Angefangen habe alles vor mehr als zwei Jahrzehnten, erzählt Anna Maria Alfonso. 2001 steckte Argentinien in der größten Wirtschaftskrise, die das Land bis dahin gesehen hat. Nach Altpapier zu suchen, galt noch als Diebstahl und Rumlungerei. »Wir Cartoneros mussten die Polizisten bestechen, damit sie nicht unsere Wagen mitnahmen. Wir haben gezahlt, um zu arbeiten. Heute ist es umgekehrt.«
Tausende von ihnen nahmen Tag für Tag die heruntergekommenen Züge in die Innenstadt und verbrachten teilweise die Nacht im Freien, um nach Kartons zu suchen, bis am Morgen der erste Zug zurückfuhr. Cartoneros wurden drangsaliert, teilweise versuchte man, Transportverbindungen in die Armenviertel einzustellen. Mauricio Macri, ein damals aufsteigender konservativer Politiker, sagte 2002 gegenüber den Medien: »Die Kartonsammler stehlen unseren Müll.« Fünf Jahre später wurde er Bürgermeister der Stadt, und von 2015 bis 2019 regierte er als Staatspräsident Argentinien.
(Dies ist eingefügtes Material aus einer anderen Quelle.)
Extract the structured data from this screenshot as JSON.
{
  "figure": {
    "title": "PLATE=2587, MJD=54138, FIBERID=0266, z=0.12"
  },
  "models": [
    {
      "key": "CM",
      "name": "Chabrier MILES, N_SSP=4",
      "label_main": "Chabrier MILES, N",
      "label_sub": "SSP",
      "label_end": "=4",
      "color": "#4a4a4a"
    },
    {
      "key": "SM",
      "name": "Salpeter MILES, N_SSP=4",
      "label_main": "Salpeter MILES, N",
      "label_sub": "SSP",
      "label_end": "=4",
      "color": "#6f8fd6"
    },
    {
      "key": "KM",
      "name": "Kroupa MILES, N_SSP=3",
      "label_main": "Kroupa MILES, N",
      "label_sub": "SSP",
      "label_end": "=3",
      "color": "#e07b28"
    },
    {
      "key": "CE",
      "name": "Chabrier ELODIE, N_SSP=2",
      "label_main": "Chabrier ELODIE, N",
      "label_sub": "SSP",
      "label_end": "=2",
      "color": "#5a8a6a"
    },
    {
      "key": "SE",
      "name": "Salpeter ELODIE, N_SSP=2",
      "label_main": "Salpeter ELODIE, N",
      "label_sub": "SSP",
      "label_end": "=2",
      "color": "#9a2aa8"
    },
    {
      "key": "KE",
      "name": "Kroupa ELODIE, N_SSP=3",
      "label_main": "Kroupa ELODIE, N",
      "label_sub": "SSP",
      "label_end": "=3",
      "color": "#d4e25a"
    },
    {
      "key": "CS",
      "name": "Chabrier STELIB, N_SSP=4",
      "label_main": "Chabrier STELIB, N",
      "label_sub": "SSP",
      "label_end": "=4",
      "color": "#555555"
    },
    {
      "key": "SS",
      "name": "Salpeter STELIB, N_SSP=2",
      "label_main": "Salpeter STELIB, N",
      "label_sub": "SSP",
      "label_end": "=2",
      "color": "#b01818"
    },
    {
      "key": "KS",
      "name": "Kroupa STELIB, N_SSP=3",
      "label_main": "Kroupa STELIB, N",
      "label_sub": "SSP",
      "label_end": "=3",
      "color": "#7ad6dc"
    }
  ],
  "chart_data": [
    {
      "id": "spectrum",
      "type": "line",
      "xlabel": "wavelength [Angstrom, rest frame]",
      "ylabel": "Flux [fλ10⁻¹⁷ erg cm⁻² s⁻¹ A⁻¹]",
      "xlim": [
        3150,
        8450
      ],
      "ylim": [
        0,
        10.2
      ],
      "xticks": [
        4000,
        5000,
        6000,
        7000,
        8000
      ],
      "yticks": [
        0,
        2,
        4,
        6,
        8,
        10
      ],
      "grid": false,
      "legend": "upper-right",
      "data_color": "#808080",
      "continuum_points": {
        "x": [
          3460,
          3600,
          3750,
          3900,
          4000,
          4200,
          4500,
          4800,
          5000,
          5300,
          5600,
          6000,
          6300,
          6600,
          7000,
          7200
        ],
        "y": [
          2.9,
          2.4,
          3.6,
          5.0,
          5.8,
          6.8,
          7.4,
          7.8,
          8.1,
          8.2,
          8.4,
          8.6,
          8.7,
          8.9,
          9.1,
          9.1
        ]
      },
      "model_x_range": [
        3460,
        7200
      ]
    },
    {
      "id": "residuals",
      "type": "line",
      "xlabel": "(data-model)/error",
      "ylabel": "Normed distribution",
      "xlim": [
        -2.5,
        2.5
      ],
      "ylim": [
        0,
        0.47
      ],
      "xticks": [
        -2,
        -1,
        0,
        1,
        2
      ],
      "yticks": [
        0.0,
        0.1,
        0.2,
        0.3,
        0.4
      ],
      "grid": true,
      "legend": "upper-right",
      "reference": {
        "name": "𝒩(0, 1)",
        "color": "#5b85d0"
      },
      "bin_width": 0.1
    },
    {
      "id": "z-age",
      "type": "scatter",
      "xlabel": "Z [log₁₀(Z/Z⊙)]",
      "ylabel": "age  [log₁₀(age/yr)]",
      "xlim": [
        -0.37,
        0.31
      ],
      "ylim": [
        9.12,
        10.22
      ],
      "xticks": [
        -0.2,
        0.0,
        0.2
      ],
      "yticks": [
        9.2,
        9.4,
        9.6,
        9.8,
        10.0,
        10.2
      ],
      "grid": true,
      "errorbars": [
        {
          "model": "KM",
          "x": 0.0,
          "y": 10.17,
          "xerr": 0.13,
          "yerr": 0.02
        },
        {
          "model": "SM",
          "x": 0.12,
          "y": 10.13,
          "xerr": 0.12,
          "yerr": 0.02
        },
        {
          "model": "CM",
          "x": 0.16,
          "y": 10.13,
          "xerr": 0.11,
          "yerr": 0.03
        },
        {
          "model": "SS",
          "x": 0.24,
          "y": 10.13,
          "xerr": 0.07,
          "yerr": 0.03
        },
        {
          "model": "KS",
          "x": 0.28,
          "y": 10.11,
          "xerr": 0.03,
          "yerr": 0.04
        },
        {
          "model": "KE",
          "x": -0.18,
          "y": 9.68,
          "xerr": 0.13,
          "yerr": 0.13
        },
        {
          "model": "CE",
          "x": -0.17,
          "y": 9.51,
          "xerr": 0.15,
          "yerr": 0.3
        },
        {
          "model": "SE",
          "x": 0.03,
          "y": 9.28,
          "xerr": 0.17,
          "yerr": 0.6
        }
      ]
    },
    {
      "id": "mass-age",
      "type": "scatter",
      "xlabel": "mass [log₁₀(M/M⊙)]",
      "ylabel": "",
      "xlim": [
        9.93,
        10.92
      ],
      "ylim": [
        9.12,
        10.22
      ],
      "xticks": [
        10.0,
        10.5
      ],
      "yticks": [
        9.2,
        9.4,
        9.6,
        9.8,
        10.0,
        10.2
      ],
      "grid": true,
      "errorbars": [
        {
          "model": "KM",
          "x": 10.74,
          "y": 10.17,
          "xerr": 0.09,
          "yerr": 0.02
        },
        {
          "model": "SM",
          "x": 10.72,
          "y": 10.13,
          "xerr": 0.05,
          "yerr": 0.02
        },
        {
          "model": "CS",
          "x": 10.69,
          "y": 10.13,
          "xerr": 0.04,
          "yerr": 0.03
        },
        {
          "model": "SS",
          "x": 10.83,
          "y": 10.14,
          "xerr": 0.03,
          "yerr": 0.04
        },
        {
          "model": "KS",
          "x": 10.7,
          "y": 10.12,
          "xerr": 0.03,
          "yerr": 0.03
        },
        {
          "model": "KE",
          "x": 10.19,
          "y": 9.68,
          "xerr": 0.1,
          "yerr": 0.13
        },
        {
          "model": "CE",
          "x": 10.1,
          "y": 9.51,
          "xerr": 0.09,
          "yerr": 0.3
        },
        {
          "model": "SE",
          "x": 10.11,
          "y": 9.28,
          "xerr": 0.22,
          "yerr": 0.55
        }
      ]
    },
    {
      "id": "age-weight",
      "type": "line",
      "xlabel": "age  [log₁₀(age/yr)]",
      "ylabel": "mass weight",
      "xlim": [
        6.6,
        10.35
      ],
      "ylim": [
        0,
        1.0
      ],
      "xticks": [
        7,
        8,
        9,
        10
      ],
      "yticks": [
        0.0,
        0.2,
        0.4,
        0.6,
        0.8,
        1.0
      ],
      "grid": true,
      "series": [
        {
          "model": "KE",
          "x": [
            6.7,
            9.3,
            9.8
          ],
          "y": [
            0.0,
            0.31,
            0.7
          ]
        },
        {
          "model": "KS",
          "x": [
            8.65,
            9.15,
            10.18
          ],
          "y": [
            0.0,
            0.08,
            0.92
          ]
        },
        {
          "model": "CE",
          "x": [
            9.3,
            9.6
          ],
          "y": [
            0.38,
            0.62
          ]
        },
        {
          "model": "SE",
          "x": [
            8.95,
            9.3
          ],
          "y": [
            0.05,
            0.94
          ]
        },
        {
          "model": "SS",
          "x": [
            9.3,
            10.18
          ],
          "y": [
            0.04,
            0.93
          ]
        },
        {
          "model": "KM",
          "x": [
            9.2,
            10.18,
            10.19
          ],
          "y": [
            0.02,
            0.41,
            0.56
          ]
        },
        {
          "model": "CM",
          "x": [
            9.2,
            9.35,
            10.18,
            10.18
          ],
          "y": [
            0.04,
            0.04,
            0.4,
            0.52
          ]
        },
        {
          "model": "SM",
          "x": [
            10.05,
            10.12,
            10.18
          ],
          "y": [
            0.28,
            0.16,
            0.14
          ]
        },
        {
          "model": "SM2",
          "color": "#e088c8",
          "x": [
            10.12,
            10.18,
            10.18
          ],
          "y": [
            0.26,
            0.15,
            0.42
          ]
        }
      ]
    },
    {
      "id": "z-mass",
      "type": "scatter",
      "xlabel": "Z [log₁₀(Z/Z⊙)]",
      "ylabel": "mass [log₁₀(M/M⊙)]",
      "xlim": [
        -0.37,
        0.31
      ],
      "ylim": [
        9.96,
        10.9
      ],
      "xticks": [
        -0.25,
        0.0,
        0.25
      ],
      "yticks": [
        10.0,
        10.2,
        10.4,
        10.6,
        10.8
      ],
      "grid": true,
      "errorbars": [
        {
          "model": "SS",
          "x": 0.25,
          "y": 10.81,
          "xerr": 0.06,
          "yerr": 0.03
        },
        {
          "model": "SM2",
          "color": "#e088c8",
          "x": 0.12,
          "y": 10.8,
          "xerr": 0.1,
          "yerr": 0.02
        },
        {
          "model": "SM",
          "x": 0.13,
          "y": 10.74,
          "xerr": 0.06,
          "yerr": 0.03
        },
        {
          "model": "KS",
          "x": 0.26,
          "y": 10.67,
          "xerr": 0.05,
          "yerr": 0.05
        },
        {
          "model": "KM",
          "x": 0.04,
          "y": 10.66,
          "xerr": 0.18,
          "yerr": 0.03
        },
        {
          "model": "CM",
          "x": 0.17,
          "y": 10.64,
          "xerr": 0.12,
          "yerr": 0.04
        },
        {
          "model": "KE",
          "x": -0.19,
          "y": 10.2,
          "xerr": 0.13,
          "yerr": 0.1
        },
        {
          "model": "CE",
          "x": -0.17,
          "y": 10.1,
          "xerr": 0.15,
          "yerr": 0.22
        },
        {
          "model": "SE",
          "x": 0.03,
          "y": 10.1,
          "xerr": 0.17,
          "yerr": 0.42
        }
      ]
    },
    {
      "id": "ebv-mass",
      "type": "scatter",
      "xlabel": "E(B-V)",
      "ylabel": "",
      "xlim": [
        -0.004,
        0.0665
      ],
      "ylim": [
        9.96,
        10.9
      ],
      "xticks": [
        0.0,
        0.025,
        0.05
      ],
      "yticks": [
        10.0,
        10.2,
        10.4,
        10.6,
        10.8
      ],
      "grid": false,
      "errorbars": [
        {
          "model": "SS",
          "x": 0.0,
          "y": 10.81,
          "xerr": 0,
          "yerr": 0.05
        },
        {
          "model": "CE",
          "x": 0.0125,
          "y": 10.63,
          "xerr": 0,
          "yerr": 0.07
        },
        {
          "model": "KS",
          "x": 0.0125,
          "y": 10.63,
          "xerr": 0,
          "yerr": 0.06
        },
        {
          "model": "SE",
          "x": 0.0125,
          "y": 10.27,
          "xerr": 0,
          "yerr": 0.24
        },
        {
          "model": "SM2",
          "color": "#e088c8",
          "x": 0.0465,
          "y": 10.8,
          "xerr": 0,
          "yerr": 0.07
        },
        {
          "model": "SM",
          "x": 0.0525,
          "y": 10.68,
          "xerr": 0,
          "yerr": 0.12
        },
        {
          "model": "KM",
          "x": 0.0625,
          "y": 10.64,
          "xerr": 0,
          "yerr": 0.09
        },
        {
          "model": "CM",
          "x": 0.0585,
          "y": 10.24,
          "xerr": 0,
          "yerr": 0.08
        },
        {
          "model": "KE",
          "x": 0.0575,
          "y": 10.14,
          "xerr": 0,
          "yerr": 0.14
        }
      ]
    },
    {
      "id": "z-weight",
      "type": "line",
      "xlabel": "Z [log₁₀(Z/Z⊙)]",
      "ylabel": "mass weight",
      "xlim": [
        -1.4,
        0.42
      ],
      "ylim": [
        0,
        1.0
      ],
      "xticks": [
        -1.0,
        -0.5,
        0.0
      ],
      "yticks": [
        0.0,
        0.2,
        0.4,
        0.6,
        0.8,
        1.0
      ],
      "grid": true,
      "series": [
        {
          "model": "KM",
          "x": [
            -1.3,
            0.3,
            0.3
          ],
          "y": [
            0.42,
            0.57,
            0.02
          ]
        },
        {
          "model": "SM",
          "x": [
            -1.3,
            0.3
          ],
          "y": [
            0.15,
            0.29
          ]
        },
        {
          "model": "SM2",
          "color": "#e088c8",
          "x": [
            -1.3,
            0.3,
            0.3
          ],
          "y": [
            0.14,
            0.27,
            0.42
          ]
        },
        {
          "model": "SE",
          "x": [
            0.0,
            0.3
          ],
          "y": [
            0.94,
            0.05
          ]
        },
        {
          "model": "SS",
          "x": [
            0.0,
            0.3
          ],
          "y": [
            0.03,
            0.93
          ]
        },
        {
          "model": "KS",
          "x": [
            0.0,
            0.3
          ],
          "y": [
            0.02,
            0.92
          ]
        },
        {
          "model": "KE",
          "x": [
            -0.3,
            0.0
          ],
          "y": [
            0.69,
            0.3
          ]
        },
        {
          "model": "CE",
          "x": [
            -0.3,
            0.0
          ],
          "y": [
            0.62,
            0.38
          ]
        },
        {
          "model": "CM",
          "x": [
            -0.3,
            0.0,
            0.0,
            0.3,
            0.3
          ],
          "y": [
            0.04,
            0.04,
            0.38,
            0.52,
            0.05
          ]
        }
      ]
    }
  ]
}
Bereits 2001 half eine Gruppe um den Rechtsanwalt Juan Grabois den Cartoneros, sich zu organisieren und ihre Arbeit zu legalisieren. Ein Jahr später gründeten sie dafür die MTE (Movimento de Trabajadores Excluidos), die Bewegung der ausgeschlossenen Arbeiter*innen. Über Proteste und Demonstrationen mit vielen Verletzten erkämpften sie sich die Entkriminalisierung.
Inzwischen sind die Cartoneros weitgehend anerkannt, und ihre Bewegung ist gewachsen. Im ganzen Land sind selbstorganisierte Recyclinghöfe entstanden, mittlerweile arbeiten dort rund 20 000 Menschen. Allein im Zentrum von Buenos Aires werden in zwölf Recyclingstationen monatlich 7000 Tonnen Müll wiederverwendet. Viele Kommunen arbeiten mit ihnen zusammen an einem gemeinsamen Müllmanagement, um das Recycling zu verbessern.
Grundlage für diese Entwicklung ist das Sozialprogramm Potenciar Trabajo, das unter der linksreformistischen Regierung von Néstor Kirchner eingeführt wurde. Der Anthropologe und Aktivist Santiago Sorroche erzählt, man habe entschieden, sich noch umfassender um die Lebensverhältnisse der Marginalisierten zu kümmern. Um Personen wieder in den Arbeitsmarkt einzugliedern, erhalten sie einen staatlichen Grundlohn, den sie durch zusätzlichen Verdienst ausbessern können. Das Stichwort lautet »economía popular«, womit die Wirtschaft der Armen unterstützt werden soll.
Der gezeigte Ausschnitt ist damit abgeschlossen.